Again, answers bring questions. His date of death on the papers from the Soldiers homes is 5-3-1908. Normally in military lingo that would be May 3, 1908, but if written or read wrong would be 5 March, 1908 which is the date given on the National Cemetery information.

The papers from the Soldiers homes give his height as 5’ 9” and blue eyes. He is listed as married, but gives his nearest relative as Simon R Spates, his brother, of Markville, Minnesota.

He applied for a military pension in September of 1865 (app# 89.487, cert# 257.040). Hannah applied for a pension on April 28, 1908, which answers the question of when he died. It would have to have been March 5, 1908, because May 3 would have been after her pension application date. Her application number was 891.140, and she received pension cert#668.073.

Friday, April 2, 2010


Among some of the family things that my brother has, is a picture of an unidentified man. The back of the picture puts the photographer in Chillicothe, Missouri. There was another Owens brother who lived in Missouri, but he didn’t live near Chillicothe, but Thomas J Owens lived in Dawn, Missouri, which IS near Chillicothe.
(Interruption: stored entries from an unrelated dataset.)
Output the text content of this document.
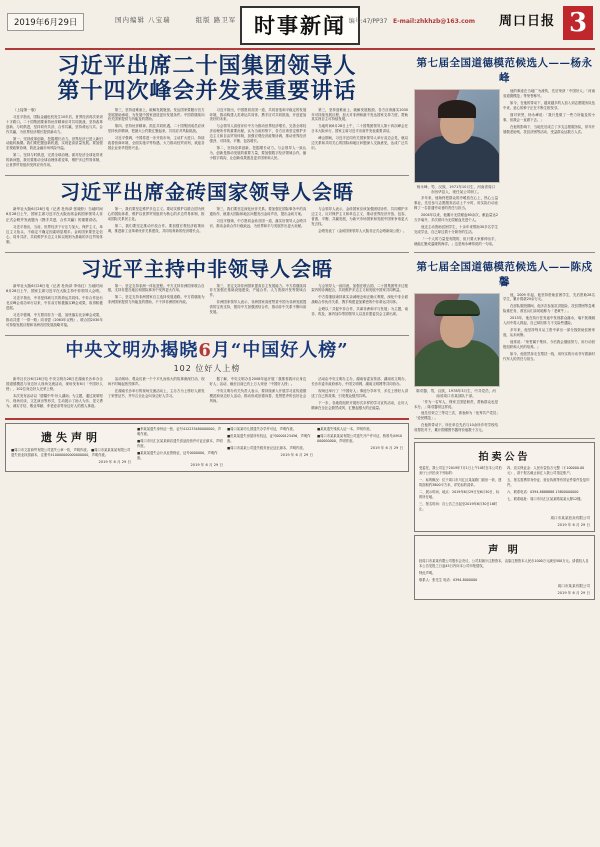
2019年6月29日	国内编辑 八宝瑞	组版 路卫军 时事新闻 编号:47/PP37 E-mail:zhkhzb@163.com 周口日报 3
习近平出席二十国集团领导人
第十四次峰会并发表重要讲话

（上接第一版）

习近平指出，国际金融危机发生10年后，世界经济再次来到十字路口。二十国集团要秉持伙伴精神应对共同挑战，坚持改革创新、与时俱进，坚持同舟共济、合作共赢，坚持命运与共、合作共赢，为世界经济增长提供新动力。

第一，坚持改革创新，挖掘增长动力。世界经济已进入新旧动能转换期。我们要把握创新机遇，实现更高质量发展。要加强宏观政策协调，防范金融市场风险外溢。

第二，坚持与时俱进，完善全球治理。面对经济全球化带来的新问题，我们要推动全球治理体系变革，维护多边贸易体制，让世界贸易组织发挥应有作用。

第三，坚持迎难而上，破解发展瓶颈。发达国家要履行官方发展援助承诺，为发展中国家创造更好发展条件。中国将继续向有关国家提供力所能及的帮助。

第四，坚持伙伴精神，抓住共同机遇。二十国集团成员应该坚持伙伴精神，把最大公约数汇聚起来，共同应对风险挑战。

习近平强调，中国将进一步开放市场、主动扩大进口、持续改善营商环境、全面实施平等待遇、大力推动经贸谈判，欢迎各国企业来华投资兴业。

习近平指出，中国愿同各国一道，共同营造和平稳定的发展环境，推动构建人类命运共同体，携手应对共同挑战，开创更加美好的未来。

与会领导人高度评价中方为推动世界经济增长、完善全球经济治理所作的重要贡献，认为当前形势下，各方应该坚定维护多边主义和自由贸易体制，加强宏观经济政策协调，推动世界经济强劲、可持续、平衡、包容增长。

第二，坚持改革创新，挖掘增长动力。与会领导人一致认为，创新是推动发展的重要力量，要加强数字经济领域合作，缩小数字鸿沟，让创新成果惠及更多国家和人民。

第三，坚持迎难而上，破解发展瓶颈。各方应该落实2030年可持续发展议程，加大对非洲和最不发达国家支持力度，帮助其实现自主可持续发展。

当地时间6月28日上午，二十国集团领导人第十四次峰会在日本大阪举行，国家主席习近平出席并发表重要讲话。

峰会期间，习近平还同有关国家领导人举行双边会见，就双边关系和共同关心的国际和地区问题深入交换意见，达成广泛共识。

习近平出席金砖国家领导人会晤

新华社大阪6月28日电（记者 杜尚泽 张晓松）当地时间6月28日上午，国家主席习近平在大阪出席金砖国家领导人非正式会晤并发表题为《携手共进，合作共赢》的重要讲话。

习近平指出，当前，世界经济下行压力加大，保护主义、单边主义抬头，不稳定不确定因素明显增多。金砖国家要坚定信心、同舟共济，共同维护多边主义和以规则为基础的多边贸易体制。

第一，我们要坚定维护多边主义。要切实维护以联合国为核心的国际体系，维护以世界贸易组织为核心的多边贸易体制，推动国际关系民主化。

第二，我们要坚定推动开放合作。要加强宏观经济政策协调，推进新工业革命伙伴关系建设，共同培育新的经济增长点。

第三，我们要坚定深化伙伴关系。要加强在国际事务中的沟通协作，就重大国际和地区问题发出金砖声音，提出金砖方案。

习近平强调，中方愿同金砖各国一道，落实好领导人会晤共识，推动金砖合作行稳致远，为世界和平与发展作出更大贡献。

与会领导人表示，金砖国家应该加强团结协作，共同维护多边主义，反对保护主义和单边主义，推动世界经济开放、包容、普惠、平衡、共赢发展，为新兴市场国家和发展中国家争取更大发言权。

会晤发表了《金砖国家领导人大阪非正式会晤新闻公报》。

习近平主持中非领导人会晤

新华社大阪6月28日电（记者 杜尚泽 李伟红）当地时间6月28日上午，国家主席习近平在大阪主持中非领导人会晤。

习近平指出，中非是休戚与共的命运共同体。中非合作论坛北京峰会成功举行以来，中非双方积极落实峰会成果，取得积极进展。

习近平强调，中方愿同非方一道，加快落实北京峰会成果，推动共建「一带一路」同非盟《2063年议程》、联合国2030年可持续发展议程和非洲各国发展战略对接。

第一，坚定支持非洲一体化进程。中方支持非洲国家联合自强，支持非盟在地区和国际事务中发挥更大作用。

第二，坚定支持非洲国家自主选择发展道路。中方将继续为非洲国家提供力所能及的帮助，不干涉非洲国家内政。

第三，坚定支持非洲国家提高自主发展能力。中方将继续同非方加强在基础设施建设、产能合作、人力资源开发等领域合作。

非洲国家领导人表示，非洲国家高度赞赏中国为非洲发展提供的宝贵支持，愿同中方加强团结合作，推动非中关系不断向前发展。

与会领导人一致同意，加强在联合国、二十国集团等多边框架内的协调配合，共同维护多边主义和发展中国家共同利益。

中方将继续秉持真实亲诚理念和正确义利观，深化中非全面战略合作伙伴关系，携手构建更加紧密的中非命运共同体。

会晤以「共促中非合作，共谋非洲和平与发展」为主题，南非、埃及、塞内加尔等国领导人以及非盟委员会主席出席。

中央文明办揭晓6月“中国好人榜”
102 位好人上榜

新华社长沙6月28日电 中央文明办28日在湖南长沙举办全国道德模范与身边好人现场交流活动，现场发布6月「中国好人榜」，102位身边好人光荣上榜。

本次发布活动以「德耀中华·好人湖南」为主题，通过视频短片、现场访谈、文艺演出等形式，生动展示了助人为乐、见义勇为、诚实守信、敬业奉献、孝老爱亲等身边好人的感人事迹。

活动现场，观众们被一个个平凡而伟大的故事深深打动，现场不时响起热烈掌声。

在湖南长沙举行的现场交流活动上，主办方为上榜好人颁发了荣誉证书，并号召全社会向身边好人学习。

据了解，中央文明办自2008年起开展「我推荐我评议身边好人」活动，截至目前已有上万人荣登「中国好人榜」。

中央文明办有关负责人表示，要持续深入开展学习宣传道德模范和身边好人活动，推动形成崇德向善、见贤思齐的良好社会风尚。

活动由中央文明办主办，湖南省委宣传部、湖南省文明办、长沙市委市政府承办，中国文明网、湖南文明网等共同协办。

现场还举行了「中国好人」事迹分享环节，多位上榜好人讲述了自己的故事，引发观众强烈共鸣。

下一步，各地将组织开展形式多样的学习宣传活动，让好人精神在全社会蔚然成风，汇聚起强大的正能量。

遗失声明
■周口市文富商贸有限公司遗失公章一枚，声明作废。 ■周口市某某某某有限公司遗失营业执照副本，注册号410000000000000000，声明作废。
2019 年 6 月 29 日

■李某某遗失身份证一张，证号412233480000000，声明作废。

■周口市川汇区某某商店遗失食品经营许可证正副本，声明作废。

■某某某遗失会计从业资格证，证号0000000，声明作废。

2019 年 6 月 29 日

■周口某某幼儿园遗失办学许可证，声明作废。

■田某某遗失房屋所有权证，证号0000123456，声明作废。

■周口市某某公司遗失税务登记证正副本，声明作废。

2019 年 6 月 29 日

■某某遗失残疾人证一本，声明作废。

■周口市某某某某有限公司遗失开户许可证，核准号J4910000000000，声明作废。

2019 年 6 月 29 日
第七届全国道德模范候选人——杨永峰
杨永峰，男，汉族，1971年10月生，河南省周口市西华县人，现任某公司职工。

多年来，他始终把群众的冷暖放在心上，热心公益事业，先后参与志愿服务活动上千小时，用实际行动诠释了一名普通劳动者的责任与担当。

2004年以来，他累计无偿献血60余次，献血量达2万多毫升，多次被评为无偿献血先进个人。

他还主动资助贫困学生，十余年来帮助30多名学生完成学业，自己却过着十分简朴的生活。

「一个人的力量是有限的，但只要大家都伸出手，就能汇聚成温暖的海洋。」这是杨永峰常说的一句话。

他的事迹在当地广为流传，先后荣获「中国好人」「河南省道德模范」等荣誉称号。

如今，在他的带动下，越来越多的人加入到志愿服务队伍中来，爱心的种子正在不断生根发芽。

面对荣誉，杨永峰说：「我只是做了一些力所能及的小事，但我会一直做下去。」

在他的影响下，当地先后成立了多支志愿服务队，常年开展敬老助残、扶贫济困等活动，受益群众达数万人次。

第七届全国道德模范候选人——陈戍馨
陈戍馨，男，汉族，1978年3月生，中共党员，河南省周口市某部队干部。

「作为一名军人，保家卫国是职责，帮助群众也是本分。」陈戍馨常这样说。

他先后荣立三等功三次，被表彰为「优秀共产党员」「爱民模范」。

在他的带动下，所在单位先后与10余所乡村学校结成帮扶对子，累计捐赠图书器材价值数十万元。

他，2009 年起，他坚持资助贫困学生，先后资助28名学生，累计捐款20余万元。

在部队服役期间，他多次参加抗洪抢险、扶贫帮困等急难险重任务，被官兵们亲切地称为「老黄牛」。

2013年，他在执行任务途中发现群众落水，毫不犹豫跳入河中将人救起，自己却因体力不支险些遇险。

多年来，他坚持每月从工资中拿出一部分钱资助贫困家庭，从未间断。

他常说：「荣誉属于集体，今后我会继续努力，用行动回报组织和人民的培养。」

如今，他依然奔走在帮扶一线，用朴实的行动书写着新时代军人的责任与担当。

拍卖公告

受委托，我公司定于2019年7月1日上午10时在本公司拍卖厅公开拍卖下列标的：

一、标的概况：位于周口市川汇区某某路门面房一套，建筑面积约3800平方米，详见标的清单。

二、展示时间、地点：2019年6月29日至6月30日，标的所在地。

三、报名时间：自公告之日起至2019年6月30日16时止。

四、竞买保证金：人民币壹拾万元整（￥100000.00元），须于报名截止前汇入我公司指定账户。

五、报名需携带身份证、营业执照等有效证件原件及复印件。

六、联系电话：0394-8888888 13800000000

七、联系地址：周口市川汇区某某路某某大厦12楼。

周口市某某拍卖有限公司
2019 年 6 月 29 日
声 明

经周口市某某有限公司股东会决议，公司拟减少注册资本，由原注册资本人民币1000万元减至500万元。请债权人自本公告见报之日起45日内向本公司申报债权。

特此声明。

联系人：张先生 电话：0394-8000000

周口市某某有限公司
2019 年 6 月 29 日
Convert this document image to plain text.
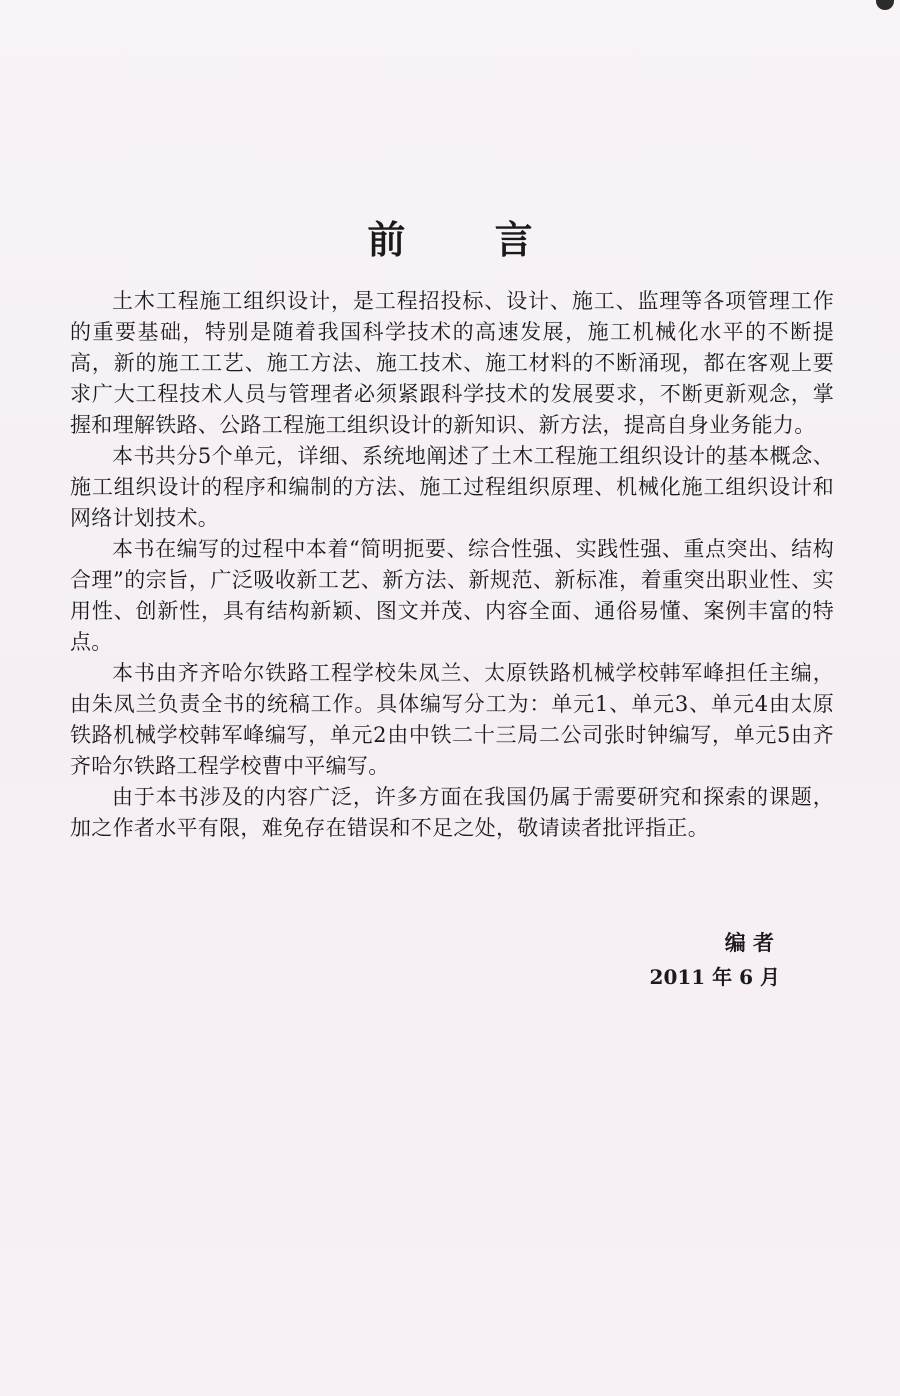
前 言

土木工程施工组织设计，是工程招投标、设计、施工、监理等各项管理工作的重要基础，特别是随着我国科学技术的高速发展，施工机械化水平的不断提高，新的施工工艺、施工方法、施工技术、施工材料的不断涌现，都在客观上要求广大工程技术人员与管理者必须紧跟科学技术的发展要求，不断更新观念，掌握和理解铁路、公路工程施工组织设计的新知识、新方法，提高自身业务能力。

本书共分5个单元，详细、系统地阐述了土木工程施工组织设计的基本概念、施工组织设计的程序和编制的方法、施工过程组织原理、机械化施工组织设计和网络计划技术。

本书在编写的过程中本着“简明扼要、综合性强、实践性强、重点突出、结构合理”的宗旨，广泛吸收新工艺、新方法、新规范、新标准，着重突出职业性、实用性、创新性，具有结构新颖、图文并茂、内容全面、通俗易懂、案例丰富的特点。

本书由齐齐哈尔铁路工程学校朱凤兰、太原铁路机械学校韩军峰担任主编，由朱凤兰负责全书的统稿工作。具体编写分工为：单元1、单元3、单元4由太原铁路机械学校韩军峰编写，单元2由中铁二十三局二公司张时钟编写，单元5由齐齐哈尔铁路工程学校曹中平编写。

由于本书涉及的内容广泛，许多方面在我国仍属于需要研究和探索的课题，加之作者水平有限，难免存在错误和不足之处，敬请读者批评指正。

编 者
2011 年 6 月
I could be wrong, but I will make the assumption that this picture is of Thomas J Owens.

Thomas J Owens

According to the LDS records there was a Thomas J Owens, born to a David and Jane Owens on 8 Nov 1831 in Merioneth, Wales.

During the civil war, he was a private with C 27th Ohio Volunteer Inf, for almost 4 years from 1861 to 1865.

I found a Thomas Owen, age 40, in the 1870 census in Blue Mound Township, Livingston Co, Missouri. I was uncertain whether or not this was the correct Thomas, until I found a book in Welsh among my mother’s things. The book had “Thomas J Owens, Dawn, Missouri” written on the front page. Other items such as his obituary have since confirmed my belief that this is the correct Thomas.

He is listed in the 1880 census for Blue Mound as Thomas J Owens, widowed. All other Census records, and his obituary show that Thomas never married, but this census is definitely marked that he is a widower. I can’t find any information in cemetery records yet to show who he might have been married to. Was he married such a short time that it soon became as though he were just single, or did he not want his family back home to know that he had married? Was it just an error on the census or did he tell the census taker that he was widowed, since there was a young lady housekeeper living in the household at the time?

He is listed in the 1890 Veterans Census in Blue Mound Township. This shows that he suffered a “Gunshot in right knee”, “much disabled at present”. At some point in time he filed for a veterans pension. He was also a member of the Grand Army of the Republic, serving for a time as the post’s chaplin.

He was listed in the Blue Mound census in 1900, and continued to live there until around 1909, when he returned to Licking, Ohio.

He passed away on May 10, 1910, leaving the will that was discussed in an earlier blog.